Chinese medicine sees the body as a hologram. A hologram is a photographic record that contains information to reproduce a three-dimensional image when a laser is shined through it. A conventional photograph contains much less information because it captures images in only two dimensions. If we tear a conventional photo in half, then we lose half of the information. If we tear one of these halves in half again, we have only one-quarter of a picture.
A hologram is much different.

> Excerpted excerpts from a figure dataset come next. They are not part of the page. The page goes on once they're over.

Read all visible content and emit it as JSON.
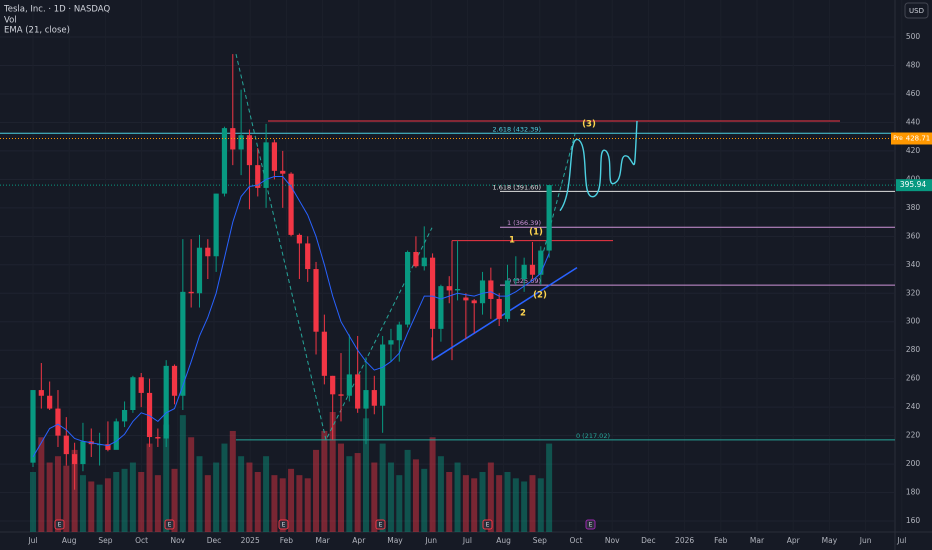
{
  "chart_data": {
    "type": "candlestick",
    "symbol": "Tesla, Inc. · 1D · NASDAQ",
    "volume_label": "Vol",
    "indicator_label": "EMA (21, close)",
    "currency": "USD",
    "x_axis_labels": [
      "Jul",
      "Aug",
      "Sep",
      "Oct",
      "Nov",
      "Dec",
      "2025",
      "Feb",
      "Mar",
      "Apr",
      "May",
      "Jun",
      "Jul",
      "Aug",
      "Sep",
      "Oct",
      "Nov",
      "Dec",
      "2026",
      "Feb",
      "Mar",
      "Apr",
      "May",
      "Jun",
      "Jul"
    ],
    "ylim": [
      152.3,
      526
    ],
    "yticks": [
      160,
      180,
      200,
      220,
      240,
      260,
      280,
      300,
      320,
      340,
      360,
      380,
      400,
      420,
      440,
      460,
      480,
      500
    ],
    "open": [
      201,
      252,
      248,
      239,
      220,
      207,
      200,
      216,
      214,
      214,
      210,
      230,
      238,
      261,
      250,
      219,
      218,
      269,
      248,
      321,
      320,
      352,
      346,
      390,
      436,
      421,
      431,
      410,
      394,
      426,
      406,
      404,
      361,
      355,
      337,
      293,
      262,
      249,
      248,
      263,
      239,
      252,
      241,
      284,
      287,
      298,
      349,
      339,
      345,
      295,
      325,
      322,
      317,
      315,
      313,
      329,
      316,
      302,
      329,
      330,
      340,
      333,
      350
    ],
    "high": [
      252,
      271,
      258,
      252,
      233,
      215,
      229,
      225,
      222,
      230,
      232,
      244,
      262,
      264,
      260,
      225,
      273,
      270,
      358,
      358,
      361,
      358,
      390,
      437,
      488,
      463,
      435,
      422,
      439,
      428,
      420,
      405,
      362,
      360,
      342,
      305,
      262,
      278,
      291,
      290,
      275,
      262,
      290,
      295,
      300,
      350,
      360,
      367,
      348,
      326,
      332,
      357,
      320,
      316,
      335,
      338,
      320,
      340,
      346,
      345,
      356,
      353,
      396
    ],
    "low": [
      198,
      239,
      238,
      212,
      199,
      182,
      195,
      205,
      199,
      209,
      212,
      226,
      236,
      240,
      212,
      212,
      212,
      242,
      238,
      310,
      310,
      330,
      335,
      388,
      410,
      403,
      379,
      388,
      380,
      400,
      380,
      360,
      330,
      328,
      277,
      256,
      217,
      230,
      244,
      236,
      214,
      235,
      222,
      272,
      272,
      296,
      338,
      336,
      273,
      286,
      313,
      315,
      288,
      292,
      305,
      302,
      297,
      300,
      326,
      321,
      330,
      326,
      345
    ],
    "close": [
      252,
      248,
      239,
      220,
      207,
      200,
      216,
      214,
      214,
      210,
      230,
      238,
      261,
      250,
      219,
      218,
      269,
      248,
      321,
      320,
      352,
      346,
      390,
      436,
      421,
      431,
      410,
      394,
      426,
      406,
      404,
      361,
      355,
      337,
      293,
      262,
      249,
      248,
      263,
      239,
      252,
      241,
      284,
      287,
      298,
      349,
      339,
      345,
      295,
      325,
      322,
      323,
      315,
      313,
      329,
      316,
      302,
      329,
      330,
      340,
      333,
      350,
      396
    ],
    "volume": [
      95,
      150,
      110,
      120,
      105,
      130,
      90,
      80,
      75,
      85,
      95,
      100,
      110,
      95,
      140,
      90,
      170,
      100,
      185,
      150,
      120,
      90,
      110,
      140,
      160,
      120,
      110,
      95,
      120,
      90,
      85,
      100,
      90,
      85,
      130,
      160,
      190,
      140,
      120,
      125,
      180,
      110,
      140,
      110,
      90,
      130,
      115,
      100,
      150,
      120,
      95,
      110,
      90,
      85,
      95,
      110,
      90,
      95,
      85,
      80,
      90,
      85,
      140
    ],
    "ema": [
      205,
      215,
      225,
      228,
      224,
      218,
      216,
      215,
      214,
      213,
      216,
      221,
      230,
      236,
      234,
      230,
      236,
      239,
      255,
      272,
      290,
      303,
      320,
      345,
      370,
      388,
      395,
      396,
      400,
      402,
      402,
      395,
      385,
      375,
      360,
      340,
      318,
      300,
      290,
      280,
      272,
      266,
      268,
      272,
      278,
      292,
      305,
      318,
      318,
      316,
      318,
      320,
      319,
      318,
      320,
      321,
      318,
      318,
      321,
      325,
      329,
      334,
      348
    ],
    "up_color": "#089981",
    "down_color": "#f23645",
    "ema_color": "#2962ff",
    "fib_levels": [
      {
        "label": "2.618 (432.39)",
        "value": 432.39
      },
      {
        "label": "1.618 (391.60)",
        "value": 391.6
      },
      {
        "label": "1 (366.39)",
        "value": 366.39
      },
      {
        "label": "0 (325.69)",
        "value": 325.69
      },
      {
        "label": "0 (217.02)",
        "value": 217.02
      }
    ],
    "resistance_levels": [
      441,
      357
    ],
    "trendline": [
      273,
      338
    ],
    "wave_labels": [
      "(1)",
      "(2)",
      "(3)",
      "1",
      "2"
    ],
    "last_price": 395.94,
    "pre_market": {
      "label": "Pre",
      "value": 428.71
    },
    "earnings_marker": "E"
  }
}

If we break in half the photographic plate an image is stored on and then shine a laser through it, we still get a three-dimensional projection of the complete image. We can then repeat this process (remember the notion of "redundancy"?) and we still get the complete image. No matter how many times the plate is broken, or how many pieces or fractions (or fractals) it ends being, the whole image is preserved because all the information needed to reproduce it in its entirety is stored in each and every part of a hologram.
Chinese medicine recognizes that the human body functions like a hologram because every microsystem found in different parts of the body contains the information needed to treat the whole body. In fact, studies like the one involving the second metacarpal suggest that this information is stored in each and every part of the body.